A ação movida pela promotoria da cidade do interior paulista
foi impetrada após o Ministério Público apurar denúncias sobre uma moradora do
município que mantinha em sua casa cães e gatos que viviam em uma situação
considerada precária. A partir disso, de acordo com o MP-SP, o órgão verificou
que a prefeitura de Catanduva não possuía canil ou gatil público, o que fazia
com que a própria população local tivesse de realizar resgates e tratamentos de
animais com recursos próprios.
Depois de a denúncia ser encaminhada ao TJ-SP, o tribunal
apontou que tanto a Constituição Federal, quanto as legislações estadual e
municipal, determinam ser de responsabilidade do Poder Público municipal a criação
de políticas voltadas à proteção e ao bem-estar animal, orientando assim que o
Paço adotasse medidas voltadas para o acolhimento dos animais.
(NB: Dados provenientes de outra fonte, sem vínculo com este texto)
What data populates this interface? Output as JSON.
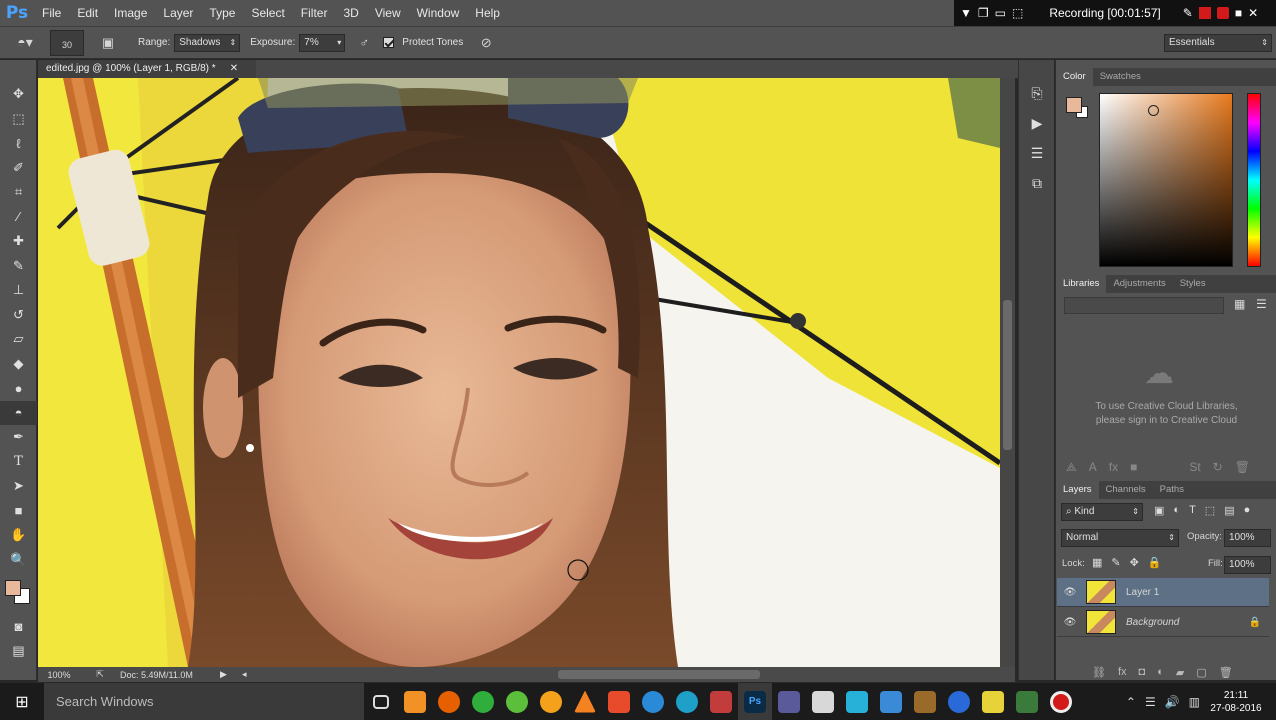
{
  "app": {
    "logo": "Ps",
    "menu": [
      "File",
      "Edit",
      "Image",
      "Layer",
      "Type",
      "Select",
      "Filter",
      "3D",
      "View",
      "Window",
      "Help"
    ]
  },
  "recording": {
    "text": "Recording [00:01:57]"
  },
  "options": {
    "brush_size": "30",
    "range_label": "Range:",
    "range_value": "Shadows",
    "exposure_label": "Exposure:",
    "exposure_value": "7%",
    "protect_tones": "Protect Tones",
    "workspace": "Essentials"
  },
  "document": {
    "tab_title": "edited.jpg @ 100% (Layer 1, RGB/8) *",
    "zoom": "100%",
    "doc_size": "Doc: 5.49M/11.0M"
  },
  "color_panel": {
    "tabs": [
      "Color",
      "Swatches"
    ],
    "foreground": "#e8b89a",
    "background": "#ffffff",
    "hue_accent": "#e87a1e"
  },
  "libraries": {
    "tabs": [
      "Libraries",
      "Adjustments",
      "Styles"
    ],
    "message_line1": "To use Creative Cloud Libraries,",
    "message_line2": "please sign in to Creative Cloud"
  },
  "layers": {
    "tabs": [
      "Layers",
      "Channels",
      "Paths"
    ],
    "kind": "Kind",
    "blend_mode": "Normal",
    "opacity_label": "Opacity:",
    "opacity_value": "100%",
    "lock_label": "Lock:",
    "fill_label": "Fill:",
    "fill_value": "100%",
    "items": [
      {
        "name": "Layer 1",
        "selected": true
      },
      {
        "name": "Background",
        "locked": true
      }
    ]
  },
  "taskbar": {
    "search_placeholder": "Search Windows",
    "time": "21:11",
    "date": "27-08-2016"
  },
  "colors": {
    "ui_bg": "#535353",
    "canvas_yellow": "#f2e53a",
    "selection": "#5d7085"
  }
}
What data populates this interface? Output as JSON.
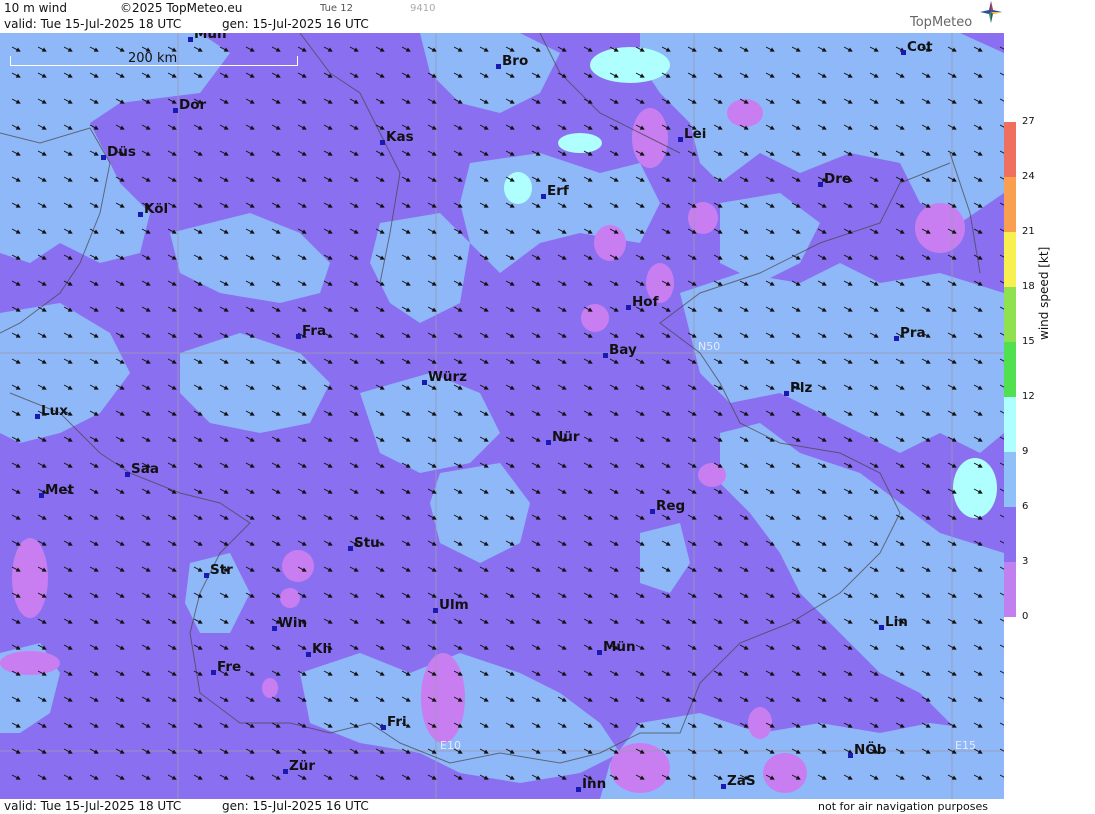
{
  "header": {
    "product": "10 m wind",
    "copyright": "©2025 TopMeteo.eu",
    "run_short": "Tue 12",
    "code": "9410",
    "valid": "valid:  Tue  15-Jul-2025  18 UTC",
    "gen": "gen: 15-Jul-2025 16 UTC",
    "logo": "TopMeteo"
  },
  "footer": {
    "valid": "valid:  Tue  15-Jul-2025  18 UTC",
    "gen": "gen: 15-Jul-2025 16 UTC",
    "note": "not for air navigation purposes"
  },
  "scale": {
    "label": "200 km"
  },
  "grid_labels": [
    "N50",
    "E10",
    "E15"
  ],
  "cities": [
    {
      "name": "Mün"
    },
    {
      "name": "Bro"
    },
    {
      "name": "Cot"
    },
    {
      "name": "Dor"
    },
    {
      "name": "Kas"
    },
    {
      "name": "Lei"
    },
    {
      "name": "Düs"
    },
    {
      "name": "Erf"
    },
    {
      "name": "Dre"
    },
    {
      "name": "Köl"
    },
    {
      "name": "Hof"
    },
    {
      "name": "Fra"
    },
    {
      "name": "Pra"
    },
    {
      "name": "Bay"
    },
    {
      "name": "Würz"
    },
    {
      "name": "Plz"
    },
    {
      "name": "Lux"
    },
    {
      "name": "Nür"
    },
    {
      "name": "Saa"
    },
    {
      "name": "Met"
    },
    {
      "name": "Reg"
    },
    {
      "name": "Stu"
    },
    {
      "name": "Str"
    },
    {
      "name": "Ulm"
    },
    {
      "name": "Win"
    },
    {
      "name": "Lin"
    },
    {
      "name": "Kli"
    },
    {
      "name": "Mün"
    },
    {
      "name": "Fre"
    },
    {
      "name": "Fri"
    },
    {
      "name": "NÖb"
    },
    {
      "name": "Zür"
    },
    {
      "name": "Inn"
    },
    {
      "name": "ZaS"
    }
  ],
  "legend": {
    "title": "wind speed [kt]",
    "ticks": [
      "27",
      "24",
      "21",
      "18",
      "15",
      "12",
      "9",
      "6",
      "3",
      "0"
    ],
    "colors": [
      "#f07060",
      "#f8a050",
      "#f8f050",
      "#90e050",
      "#50e050",
      "#b0ffff",
      "#90c0f8",
      "#8a70f0",
      "#c080f0"
    ]
  },
  "colors": {
    "calm": "#c87ef0",
    "light": "#8a70f0",
    "moderate": "#8fb8f8",
    "fresh": "#b0ffff"
  }
}
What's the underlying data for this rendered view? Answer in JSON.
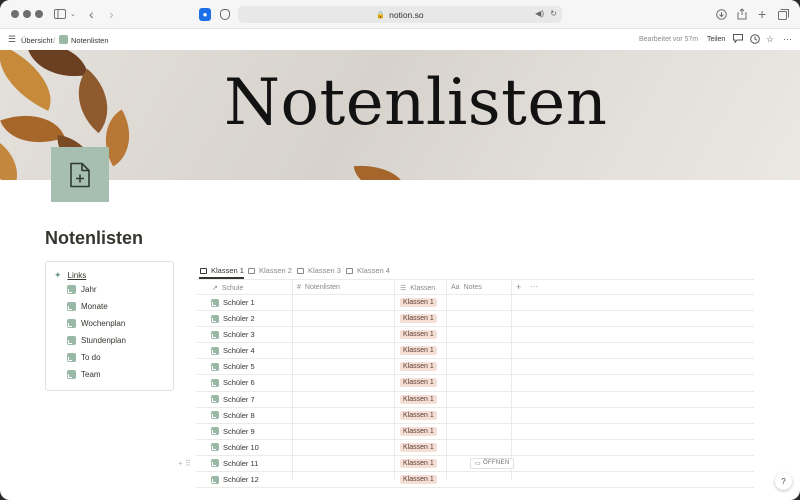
{
  "browser": {
    "url": "notion.so"
  },
  "topbar": {
    "breadcrumb_parent": "Übersicht",
    "breadcrumb_sep": "/",
    "breadcrumb_current": "Notenlisten",
    "edited": "Bearbeitet vor 57m",
    "share": "Teilen"
  },
  "cover": {
    "title": "Notenlisten"
  },
  "page": {
    "title": "Notenlisten"
  },
  "links": {
    "heading": "Links",
    "items": [
      "Jahr",
      "Monate",
      "Wochenplan",
      "Stundenplan",
      "To do",
      "Team"
    ]
  },
  "tabs": [
    "Klassen 1",
    "Klassen 2",
    "Klassen 3",
    "Klassen 4"
  ],
  "table": {
    "columns": [
      "Schule",
      "Notenlisten",
      "Klassen",
      "Notes"
    ],
    "rows": [
      {
        "name": "Schüler 1",
        "klassen": "Klassen 1"
      },
      {
        "name": "Schüler 2",
        "klassen": "Klassen 1"
      },
      {
        "name": "Schüler 3",
        "klassen": "Klassen 1"
      },
      {
        "name": "Schüler 4",
        "klassen": "Klassen 1"
      },
      {
        "name": "Schüler 5",
        "klassen": "Klassen 1"
      },
      {
        "name": "Schüler 6",
        "klassen": "Klassen 1"
      },
      {
        "name": "Schüler 7",
        "klassen": "Klassen 1"
      },
      {
        "name": "Schüler 8",
        "klassen": "Klassen 1"
      },
      {
        "name": "Schüler 9",
        "klassen": "Klassen 1"
      },
      {
        "name": "Schüler 10",
        "klassen": "Klassen 1"
      },
      {
        "name": "Schüler 11",
        "klassen": "Klassen 1"
      },
      {
        "name": "Schüler 12",
        "klassen": "Klassen 1"
      }
    ],
    "open_label": "ÖFFNEN"
  },
  "help": "?",
  "colors": {
    "page_icon_bg": "#a7bfb1",
    "tag_bg": "#f4dfd6",
    "text": "#37352f"
  }
}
O município entrou então com um recurso, e o caso foi
enviado ao STF, onde o ministro André Mendonça corroborou da decisão do TJ-SP,
mantendo a decisão do tribunal.
A protetora de animais e responsável pela ONG Animal Rock,
Cristina Espinosa, comemorou a decisão, pontuando que o caso abre caminho para
a criação de políticas públicas mais abrangentes e efetivas para o bem-estar
animal.
“A decisão reforça um princípio muito importante: a proteção
animal não pode depender apenas do trabalho de protetores independentes e ONGs.
Ela é uma responsabilidade do poder público. Quando a Justiça reconhece o dever
dos municípios de criarem estruturas para acolher animais abandonados, ela
fortalece a implementação de políticas públicas permanentes, como programas de
castração, identificação por microchip, atendimento veterinário, resgate,
fiscalização contra maus-tratos e abrigamento temporário. Além disso, essa
decisão contribui para que os gestores públicos compreendam que o bem-estar
animal está diretamente ligado à saúde pública, ao controle populacional de
cães e gatos, à prevenção de zoonoses e à segurança da população. Espero que
esse entendimento sirva de incentivo para que mais municípios invistam em
políticas públicas eficientes, humanizadas e baseadas em planejamento,
garantindo que a legislação de proteção animal seja efetivamente cumprida e que
os animais deixem de depender exclusivamente da boa vontade de voluntários”,
afirmou.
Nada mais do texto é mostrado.